Speculation is rife within some quarters of the Roman Catholic Church in Grenada that a Trinidadian is the leading candidate to take up the role as Bishop of the Diocese of St. George’s-in-Grenada.
A replacement Bishop is needed in the local diocese following the death of His Lordship Bishop Vincent Darius, the first Grenadian-born Bishop who died in New York on April 26 following a prolonged illness.
A high level source within the church told THE NEW TODAY newspaper he doubts whether any member of the local clergy is being considered to take up the leadership role of the Catholic community in Grenada.
The source who spoke on condition of not being named said the name being mentioned frequently is Fr. Clyde Martin Harvey as the person most likely to get the nod to become the fifth Bishop of the Diocese of St. George’s-in-Grenada.
Fr. Harvey is currently the Parish Priest of the Holy Rosary/St. Martin’s East, Port-of-Spain, Trinidad.
The late Archbishop of Port-of-Spain, His Grace Anthony Pantin, ordained him a priest in 1976.
The Pope is the person who makes the final decision on the new Bishop for the Spice Isle.
However, he acts on the advice of the Regional Apostolic Nuncio (the Pope’s Representative to the Antilles Episcopal Conference) who would have sought the views of various people including members of the Clergy, Religious and Laity considered to be responsible and knowledgeable about the suitability of the potential candidate.
During a Press Conference held at Norton Hall on Church Street, St. George’s last week Thursday, spokesman for the diocese, Fr. Sean Doggett told members of the media there is no timeframe for the selection of a Bishop.
“It could be very quick, it could take years. But hopefully it would be pretty quick because I know the (Apostolic) Nuncio is very much on top of these things. I know he is not somebody remote. He is a hands-on type of person, so he has been to Grenada many, many, times.
He has visited the other dioceses, he knows the priests, he knows us very well,” he said.
According to Fr. Sean, as it stands now the diocese has no idea who will be the next Chief Shepherd.
“That’s totally up to the Apostolic Nuncio, what names he sends and I know his enquiries are ongoing and it will be continuous, and that’s part of his job as Nuncio. So he knows priests in the region, priests outside the region, Grenadians and it’s totally up to the Holy Father to make the decision,” he said.
The Diocesan spokesman disclosed that persons consulted by the Nuncio are required not to breach his confidence and to reveal to anyone that he was approached by the Pope’s representative to identify the possible successor for Bishop Darius.

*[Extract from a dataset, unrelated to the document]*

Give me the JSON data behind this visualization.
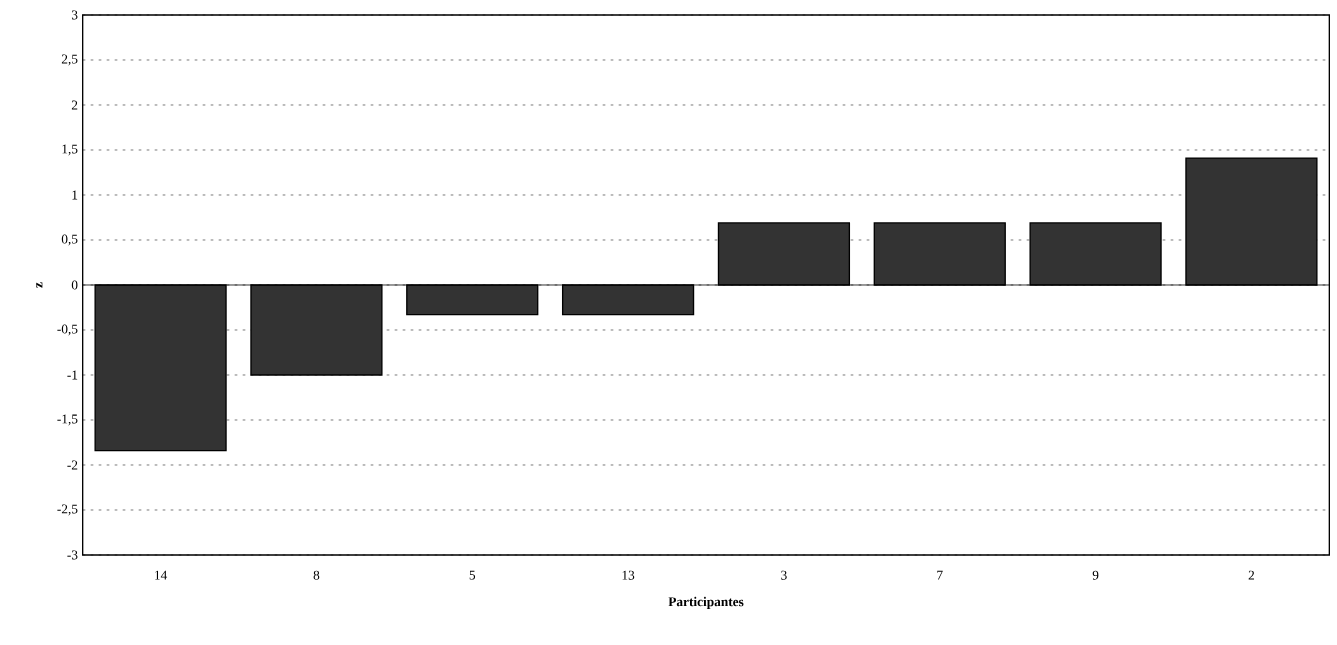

The Roman Catholic Cleric said theoretically anybody who is a priest could be chosen as a Bishop.
However, he quickly added that to qualify to become a Bishop, the priest must have ten years behind his belt as a cleric, be no less than 40 years of age, and must not be beyond the age of 75, which is the retirement age.
“Normally it’s a priest who is well qualified since he would have the teaching role, so he should be very well qualified from that point of view, and also, hopefully have some leadership qualities… and be somebody that people can be happy to accept to follow,” Fr. Sean said.
Bishop Darius’ body was expected back on the island Wednesday, accompanied by members of his family on American Airlines flight #1546 at 6.55 p.m.
It will be taken straight to Otway Bailey Funeral home on the Carenage for preparation for viewing over the next week.
The body will be taken to the sister isle of Carriacou for viewing on Thursday and Friday.
The next time the public will get a chance to view the remains of the Bishop is Monday at the St. Martin de Porres Church in Crochu – the village where the island’s first Catholic Bishop was born.
Arrangements are also being made for government leaders including Governor-General, Dame Cecile LaGrenade, and Prime Minister, Dr. Keith Mitchell to view the body at the Cathedral of the Immaculate Conception on Church Street sometime on Tuesday.
The final rites for Bishop Darius will be on Wednesday following Mass at the Cathedral starting at 10.00 a.m.
The Bishop will be placed in a special tomb at the Crypt underneath the Church that holds the remains of four other religious figures – including the first Catholic Bishop of the Diocese, Justin Fields.
A Catholic bulletin said that after the service, “clergy and family members only will leave the church for the Crypt”.
“All parishioners shall remain in the Church for the announcement of the burial. Ushers or family members to be identified to assist the undertakers to take flowers to the Crypt”, it added.